Я выпил коньяку и закурил.
- Нарисуй меня, - попросила Вера. - Не спится. Света хватит?
- Духа тоже, - неловко пошутил я, берясь за бумагу и карандаш. Одалиска. Выдвинь коленку чуть... ага, вот так! Утром отредактируем. А то получится какое-нибудь сплетенье труб, скрещенье шлангов... Знаешь, в наших женщинах - в белорусских старухах - всегда обнаруживалось что-нибудь металлическое. - Грифель карандаша приятно шуршал по бумаге. - И откуда оно бралось в женском организме, никто не мог понять. Например, у всеми любимой прабабушки оказалось металлическое сердце. Как все горевали! Оно было из чистого золота.

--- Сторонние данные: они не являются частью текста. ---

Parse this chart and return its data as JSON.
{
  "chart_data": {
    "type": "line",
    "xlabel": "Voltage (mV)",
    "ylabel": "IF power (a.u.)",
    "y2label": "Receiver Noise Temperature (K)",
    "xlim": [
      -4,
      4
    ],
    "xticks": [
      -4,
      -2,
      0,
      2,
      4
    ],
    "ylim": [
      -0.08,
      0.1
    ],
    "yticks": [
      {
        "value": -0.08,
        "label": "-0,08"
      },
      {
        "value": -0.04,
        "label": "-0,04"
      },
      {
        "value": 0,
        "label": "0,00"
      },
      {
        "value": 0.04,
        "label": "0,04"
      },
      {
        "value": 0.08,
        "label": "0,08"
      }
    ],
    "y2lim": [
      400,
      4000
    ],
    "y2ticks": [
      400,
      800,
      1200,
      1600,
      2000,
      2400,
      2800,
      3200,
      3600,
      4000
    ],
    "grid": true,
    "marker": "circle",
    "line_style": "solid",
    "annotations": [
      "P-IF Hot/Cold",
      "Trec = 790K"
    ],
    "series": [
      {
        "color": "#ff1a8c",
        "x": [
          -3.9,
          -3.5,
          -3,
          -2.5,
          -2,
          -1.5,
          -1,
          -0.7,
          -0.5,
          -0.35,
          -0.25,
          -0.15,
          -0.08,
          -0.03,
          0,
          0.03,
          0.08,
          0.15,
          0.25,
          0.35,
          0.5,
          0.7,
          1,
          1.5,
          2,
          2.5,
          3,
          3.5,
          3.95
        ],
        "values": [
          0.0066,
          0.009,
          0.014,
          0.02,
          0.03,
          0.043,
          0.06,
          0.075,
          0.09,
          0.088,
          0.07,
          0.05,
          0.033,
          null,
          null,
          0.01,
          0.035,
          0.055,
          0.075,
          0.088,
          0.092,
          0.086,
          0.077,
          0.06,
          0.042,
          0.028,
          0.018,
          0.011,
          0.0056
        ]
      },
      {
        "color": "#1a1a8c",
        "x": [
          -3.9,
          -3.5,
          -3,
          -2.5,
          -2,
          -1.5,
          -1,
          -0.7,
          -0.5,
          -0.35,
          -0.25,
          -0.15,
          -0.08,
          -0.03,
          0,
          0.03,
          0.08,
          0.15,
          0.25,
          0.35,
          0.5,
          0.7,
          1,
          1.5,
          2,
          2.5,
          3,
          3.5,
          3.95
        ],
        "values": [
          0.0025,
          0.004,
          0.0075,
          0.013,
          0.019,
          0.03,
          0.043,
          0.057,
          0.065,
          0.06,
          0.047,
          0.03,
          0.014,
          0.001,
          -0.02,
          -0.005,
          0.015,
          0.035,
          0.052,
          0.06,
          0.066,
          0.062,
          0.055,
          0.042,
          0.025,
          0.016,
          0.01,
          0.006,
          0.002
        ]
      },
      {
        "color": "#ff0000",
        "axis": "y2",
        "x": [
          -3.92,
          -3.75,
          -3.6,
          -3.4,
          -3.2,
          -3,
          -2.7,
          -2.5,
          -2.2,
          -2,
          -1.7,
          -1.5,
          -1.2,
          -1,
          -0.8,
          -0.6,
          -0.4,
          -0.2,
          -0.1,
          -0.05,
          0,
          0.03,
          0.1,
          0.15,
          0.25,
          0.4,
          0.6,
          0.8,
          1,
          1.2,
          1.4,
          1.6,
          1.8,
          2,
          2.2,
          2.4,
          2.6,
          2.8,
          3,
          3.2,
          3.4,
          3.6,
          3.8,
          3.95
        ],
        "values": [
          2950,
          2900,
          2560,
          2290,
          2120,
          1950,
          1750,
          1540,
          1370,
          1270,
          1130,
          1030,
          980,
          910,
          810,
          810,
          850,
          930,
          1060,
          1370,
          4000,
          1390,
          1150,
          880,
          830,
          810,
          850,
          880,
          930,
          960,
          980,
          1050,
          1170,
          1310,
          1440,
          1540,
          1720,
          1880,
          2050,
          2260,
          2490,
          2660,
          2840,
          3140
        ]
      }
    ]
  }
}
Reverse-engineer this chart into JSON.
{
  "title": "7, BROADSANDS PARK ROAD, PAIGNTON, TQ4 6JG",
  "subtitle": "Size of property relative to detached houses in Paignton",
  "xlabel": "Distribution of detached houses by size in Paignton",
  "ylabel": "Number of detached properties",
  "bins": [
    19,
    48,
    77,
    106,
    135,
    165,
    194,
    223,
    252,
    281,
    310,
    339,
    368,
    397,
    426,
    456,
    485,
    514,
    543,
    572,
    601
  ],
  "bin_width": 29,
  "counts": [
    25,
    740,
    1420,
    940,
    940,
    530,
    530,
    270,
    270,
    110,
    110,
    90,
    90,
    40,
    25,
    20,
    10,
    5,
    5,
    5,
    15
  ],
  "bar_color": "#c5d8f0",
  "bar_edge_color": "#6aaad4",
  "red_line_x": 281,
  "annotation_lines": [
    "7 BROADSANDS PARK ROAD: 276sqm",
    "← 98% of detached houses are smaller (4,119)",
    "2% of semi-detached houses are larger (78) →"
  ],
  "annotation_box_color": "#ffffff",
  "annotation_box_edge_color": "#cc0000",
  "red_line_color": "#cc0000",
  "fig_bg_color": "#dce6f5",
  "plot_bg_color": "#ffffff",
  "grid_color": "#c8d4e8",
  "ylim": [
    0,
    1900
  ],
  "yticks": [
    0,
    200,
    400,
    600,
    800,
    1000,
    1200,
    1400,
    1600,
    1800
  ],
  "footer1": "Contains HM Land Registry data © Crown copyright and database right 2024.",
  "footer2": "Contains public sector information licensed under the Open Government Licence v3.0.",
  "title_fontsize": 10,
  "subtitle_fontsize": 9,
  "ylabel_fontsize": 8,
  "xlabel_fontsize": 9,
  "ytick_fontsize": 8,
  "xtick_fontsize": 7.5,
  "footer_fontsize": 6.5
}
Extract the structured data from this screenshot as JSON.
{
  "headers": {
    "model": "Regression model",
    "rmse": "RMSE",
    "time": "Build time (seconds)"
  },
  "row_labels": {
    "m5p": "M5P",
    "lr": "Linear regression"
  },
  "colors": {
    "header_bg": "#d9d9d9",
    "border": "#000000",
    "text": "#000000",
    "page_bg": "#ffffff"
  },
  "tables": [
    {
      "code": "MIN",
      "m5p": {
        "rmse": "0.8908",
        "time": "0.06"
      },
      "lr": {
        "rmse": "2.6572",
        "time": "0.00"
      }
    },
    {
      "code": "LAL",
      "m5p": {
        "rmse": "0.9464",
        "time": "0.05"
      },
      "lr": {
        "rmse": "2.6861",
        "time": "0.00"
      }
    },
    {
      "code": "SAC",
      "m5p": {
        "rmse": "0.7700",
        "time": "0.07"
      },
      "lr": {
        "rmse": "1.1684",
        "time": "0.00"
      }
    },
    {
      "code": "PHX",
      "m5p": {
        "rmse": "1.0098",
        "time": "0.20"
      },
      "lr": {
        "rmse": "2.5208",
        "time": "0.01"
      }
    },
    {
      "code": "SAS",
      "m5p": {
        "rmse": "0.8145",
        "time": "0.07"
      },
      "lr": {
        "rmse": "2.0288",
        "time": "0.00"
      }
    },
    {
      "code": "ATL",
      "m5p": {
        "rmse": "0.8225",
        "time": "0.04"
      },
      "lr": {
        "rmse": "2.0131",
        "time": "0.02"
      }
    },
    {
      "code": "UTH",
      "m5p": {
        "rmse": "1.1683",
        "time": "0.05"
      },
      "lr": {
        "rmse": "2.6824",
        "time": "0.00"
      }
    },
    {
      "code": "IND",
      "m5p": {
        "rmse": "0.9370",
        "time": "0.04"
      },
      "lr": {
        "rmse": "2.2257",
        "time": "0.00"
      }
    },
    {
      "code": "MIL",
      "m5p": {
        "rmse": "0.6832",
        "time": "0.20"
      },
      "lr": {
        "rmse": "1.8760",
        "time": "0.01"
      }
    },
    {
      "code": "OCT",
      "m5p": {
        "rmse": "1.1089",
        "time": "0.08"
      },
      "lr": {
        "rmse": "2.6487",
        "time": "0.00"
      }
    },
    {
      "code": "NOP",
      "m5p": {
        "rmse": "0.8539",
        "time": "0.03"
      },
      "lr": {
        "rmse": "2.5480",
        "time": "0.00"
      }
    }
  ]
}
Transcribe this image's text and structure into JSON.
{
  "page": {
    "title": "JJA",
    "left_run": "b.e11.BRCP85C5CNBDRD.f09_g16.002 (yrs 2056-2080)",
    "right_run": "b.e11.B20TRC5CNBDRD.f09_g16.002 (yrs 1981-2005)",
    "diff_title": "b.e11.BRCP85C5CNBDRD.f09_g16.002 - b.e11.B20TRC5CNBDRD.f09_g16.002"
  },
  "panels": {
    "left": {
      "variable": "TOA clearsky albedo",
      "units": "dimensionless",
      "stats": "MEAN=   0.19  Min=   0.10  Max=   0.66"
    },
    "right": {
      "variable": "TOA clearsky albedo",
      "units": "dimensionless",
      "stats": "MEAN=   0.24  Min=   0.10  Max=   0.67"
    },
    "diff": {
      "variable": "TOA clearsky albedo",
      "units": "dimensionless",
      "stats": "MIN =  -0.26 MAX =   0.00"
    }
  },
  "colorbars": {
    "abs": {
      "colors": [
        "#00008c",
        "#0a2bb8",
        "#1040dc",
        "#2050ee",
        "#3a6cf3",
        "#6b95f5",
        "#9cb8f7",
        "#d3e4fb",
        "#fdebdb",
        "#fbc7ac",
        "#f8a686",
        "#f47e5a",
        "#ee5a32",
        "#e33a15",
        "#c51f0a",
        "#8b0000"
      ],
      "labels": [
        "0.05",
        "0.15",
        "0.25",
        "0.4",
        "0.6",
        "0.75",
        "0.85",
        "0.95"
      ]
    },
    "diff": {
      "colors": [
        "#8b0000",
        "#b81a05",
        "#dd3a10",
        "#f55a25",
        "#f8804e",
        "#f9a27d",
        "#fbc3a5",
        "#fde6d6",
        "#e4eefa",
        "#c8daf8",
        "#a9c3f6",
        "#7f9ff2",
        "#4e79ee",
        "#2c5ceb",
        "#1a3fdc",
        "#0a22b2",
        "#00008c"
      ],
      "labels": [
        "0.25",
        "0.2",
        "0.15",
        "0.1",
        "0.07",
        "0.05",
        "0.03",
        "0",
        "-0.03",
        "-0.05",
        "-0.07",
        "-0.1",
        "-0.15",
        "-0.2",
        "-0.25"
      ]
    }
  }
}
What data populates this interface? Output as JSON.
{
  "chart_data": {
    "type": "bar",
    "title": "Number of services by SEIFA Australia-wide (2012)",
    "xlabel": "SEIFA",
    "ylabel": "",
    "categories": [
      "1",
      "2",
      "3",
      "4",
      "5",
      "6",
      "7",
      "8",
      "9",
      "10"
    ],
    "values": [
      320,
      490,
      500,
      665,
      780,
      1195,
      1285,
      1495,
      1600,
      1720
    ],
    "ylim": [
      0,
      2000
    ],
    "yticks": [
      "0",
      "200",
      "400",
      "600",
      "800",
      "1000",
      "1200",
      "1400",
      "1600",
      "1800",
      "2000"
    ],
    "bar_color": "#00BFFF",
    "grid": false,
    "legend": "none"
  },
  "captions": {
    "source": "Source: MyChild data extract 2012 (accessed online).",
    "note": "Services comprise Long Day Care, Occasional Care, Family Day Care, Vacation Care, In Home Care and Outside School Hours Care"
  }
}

- Борис, у твоей бабушки железная душа. То есть железо в душе. Она так держится...
- Душа не может быть ни железной, ни какой бы то ни было еще. Она, как и человек, не имеет собственной сущности, поэтому любовь может ввергнуть человека в ад либо же вознести в рай. Но я о прабабушке с золотым сердцем... Чтобы разбойники не осквернили ее могилу, пришлось рыть яму глубже двадцати пяти метров, и рыли, и докопались до ревущего потока, который унес гроб в Мореный Город, где люди такие же, только вместо мяса у них древесина мореного дуба, а глаза...
- Он мигнул, - сказала Вера, глядя на перстень, лежавший под ночником. - Как будто это глаз.
- Штирийскому герцогу, которого придумала моя бабушка, однажды принесли выловленную рыбу, очень похожую на монаха. Богобоязненный правитель велел похоронить рыбу по христианскому обряду, а один глаз у нее вырезали и оправили в золото. Иногда он мигает.